Filologo e critico (Regalbuto, Enna, 1903), professore nelle università di Torino (1942-1956) e di Genova; allievo di M. Casella e di M. Barbi; studioso eminente del Boccaccio, del Sacchetti, oltre che di D., al cui studio fu introdotto dal Barbi nella ricerca sulla corrispondenza poetica tra D. e G. Quirini (in collaborazione con M. Barbi, in " Studi d. " XXV [1940] 81-129). Se è provata, al di là di ogni dubbio, l'ammirazione del poeta veneto per D., occorre per questo riconoscere come autentici i sonetti responsivi che un certo numero di manoscritti surrettiziamente introduce tra le poesie del Quirini, attribuendoli a Dante? Il P., nel rispondere a questo quesito, respinge ogni suggestione impressionistica considerando come unica verifica valida lo spoglio esauriente di quei codici che mescolano la voce di D. a quella del suo minore confratello veneto: il Canoniciano Ital. III di Oxford e l'Ambrosiano o 63 sup., a esso affine perché risalente per una diversa via a una medesima fonte, fonte a cui pure attingono i trascrittori del Magliabechiano VII 1060 e del Marciano italiano IX 191.

Il controllo serrato dei codici affini rivela allo studioso il comportamento erratico dell'Ambrosiano nelle rubriche di attribuzione e la maggiore fedeltà alla fonte comune del Canoniciano di Oxford quando dà adespote le rime che l'Ambrosiano non esita ad attribuire a Dante. Per progressiva eliminazione, il P. è portato a concentrare la sua attenzione conclusiva sui due sonetti considerati tra le rime dubbie di D. nell'edizione del '21: Nulla mi parve mai più crudel cosa, e Non siegue umanità, ma più che drago. Certo il linguaggio del primo sonetto non è del tutto indegno di D., ma notando la disparità di comportamento tra il Canoniciano di Oxford che lo da adespota e l'Ambrosiano che lo dice di D., e considerando più quiriniano che dantesco il comportamento metrico delle volte (abbbaa), lo studioso finisce con l'orientarsi, circa una possibile attribuzione a D., verso un dubbio inclinante più al diniego che all'assenso.

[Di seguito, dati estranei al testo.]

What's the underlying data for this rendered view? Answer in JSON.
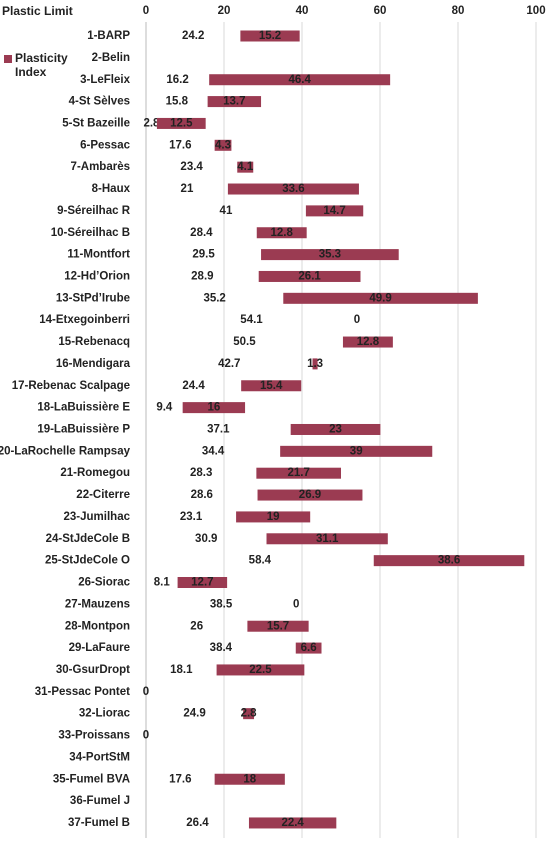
{
  "chart_data": {
    "type": "floating-bar",
    "categories": [
      "1-BARP",
      "2-Belin",
      "3-LeFleix",
      "4-St Sèlves",
      "5-St Bazeille",
      "6-Pessac",
      "7-Ambarès",
      "8-Haux",
      "9-Séreilhac R",
      "10-Séreilhac B",
      "11-Montfort",
      "12-Hd’Orion",
      "13-StPd’Irube",
      "14-Etxegoinberri",
      "15-Rebenacq",
      "16-Mendigara",
      "17-Rebenac Scalpage",
      "18-LaBuissière E",
      "19-LaBuissière P",
      "20-LaRochelle Rampsay",
      "21-Romegou",
      "22-Citerre",
      "23-Jumilhac",
      "24-StJdeCole B",
      "25-StJdeCole O",
      "26-Siorac",
      "27-Mauzens",
      "28-Montpon",
      "29-LaFaure",
      "30-GsurDropt",
      "31-Pessac Pontet",
      "32-Liorac",
      "33-Proissans",
      "34-PortStM",
      "35-Fumel BVA",
      "36-Fumel J",
      "37-Fumel B"
    ],
    "series": [
      {
        "name": "Plastic Limit",
        "values": [
          24.2,
          null,
          16.2,
          15.8,
          2.8,
          17.6,
          23.4,
          21,
          41,
          28.4,
          29.5,
          28.9,
          35.2,
          54.1,
          50.5,
          42.7,
          24.4,
          9.4,
          37.1,
          34.4,
          28.3,
          28.6,
          23.1,
          30.9,
          58.4,
          8.1,
          38.5,
          26,
          38.4,
          18.1,
          0,
          24.9,
          0,
          null,
          17.6,
          null,
          26.4
        ]
      },
      {
        "name": "Plasticity Index",
        "color": "#9b3b52",
        "values": [
          15.2,
          null,
          46.4,
          13.7,
          12.5,
          4.3,
          4.1,
          33.6,
          14.7,
          12.8,
          35.3,
          26.1,
          49.9,
          0,
          12.8,
          1.3,
          15.4,
          16,
          23,
          39,
          21.7,
          26.9,
          19,
          31.1,
          38.6,
          12.7,
          0,
          15.7,
          6.6,
          22.5,
          null,
          2.8,
          null,
          null,
          18,
          null,
          22.4
        ]
      }
    ],
    "xlim": [
      0,
      100
    ],
    "xticks": [
      0,
      20,
      40,
      60,
      80,
      100
    ],
    "grid": true
  }
}
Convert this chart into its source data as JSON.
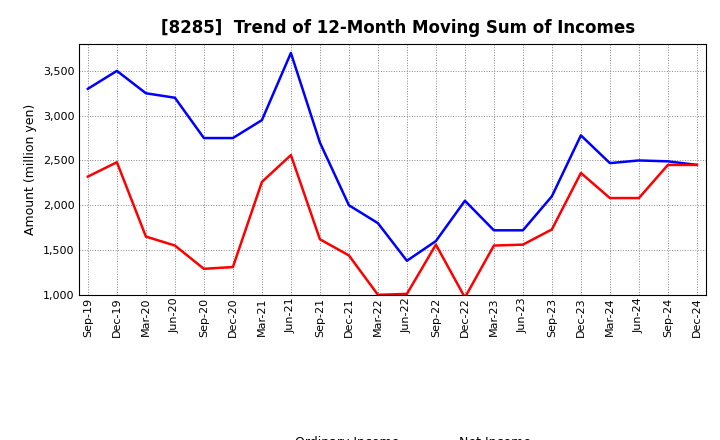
{
  "title": "[8285]  Trend of 12-Month Moving Sum of Incomes",
  "ylabel": "Amount (million yen)",
  "background_color": "#ffffff",
  "plot_bg_color": "#ffffff",
  "grid_color": "#888888",
  "xlabels": [
    "Sep-19",
    "Dec-19",
    "Mar-20",
    "Jun-20",
    "Sep-20",
    "Dec-20",
    "Mar-21",
    "Jun-21",
    "Sep-21",
    "Dec-21",
    "Mar-22",
    "Jun-22",
    "Sep-22",
    "Dec-22",
    "Mar-23",
    "Jun-23",
    "Sep-23",
    "Dec-23",
    "Mar-24",
    "Jun-24",
    "Sep-24",
    "Dec-24"
  ],
  "ordinary_income": [
    3300,
    3500,
    3250,
    3200,
    2750,
    2750,
    2950,
    3700,
    2700,
    2000,
    1800,
    1380,
    1600,
    2050,
    1720,
    1720,
    2100,
    2780,
    2470,
    2500,
    2490,
    2450
  ],
  "net_income": [
    2320,
    2480,
    1650,
    1550,
    1290,
    1310,
    2260,
    2560,
    1620,
    1440,
    1000,
    1010,
    1560,
    970,
    1550,
    1560,
    1730,
    2360,
    2080,
    2080,
    2450,
    2450
  ],
  "ylim": [
    1000,
    3800
  ],
  "yticks": [
    1000,
    1500,
    2000,
    2500,
    3000,
    3500
  ],
  "ordinary_color": "#0000ff",
  "net_color": "#ff0000",
  "line_width": 1.8,
  "title_fontsize": 12,
  "legend_fontsize": 9,
  "tick_fontsize": 8,
  "ylabel_fontsize": 9
}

Di provenienza barbiana è anche il suggerimento che porta il P. a studiare (" Studi d. " XXVII [1943] 63-93) l'intricata tradizione manoscritta del sonetto di Cino E' non è legno di sì forti nocchi, attribuito a D. perché vincolato tra l'altro a memorie dantesche da una patina petrosa e appariscente, anche se alquanto inerte.

I contributi più duraturi del P. allo studio di D. sono costituiti dal lungo rigoroso lavoro per l'edizione delle Rime della maturità e dell'esilio, in collaborazione col Barbi (Firenze 1969), e dallo scritto Per il testo critico del Convivio (" Studi d. " XXVIII [1949] 145-182), apparso in estratto nel 1942. In un certo senso, questo scritto rappresenta una messa a punto sobria e sostanziosa sull'edizione del Convivio curata dal Busnelli e dal Vandelli e apparsa nel 1937, anche se in realtà all'edizione del '37 lo studioso dà solo uno sguardo cursorio seguito da un giudizio assai equo: favorevole, per quanto riguarda il miglioramento delle lezioni che rappresentano spesso un correttivo accettabile al radicalismo congetturale dell'edizione Parodi-Pellegrini, giustamente limitativo per quanto riguarda il contributo di essa allo studio della tradizione manoscritta.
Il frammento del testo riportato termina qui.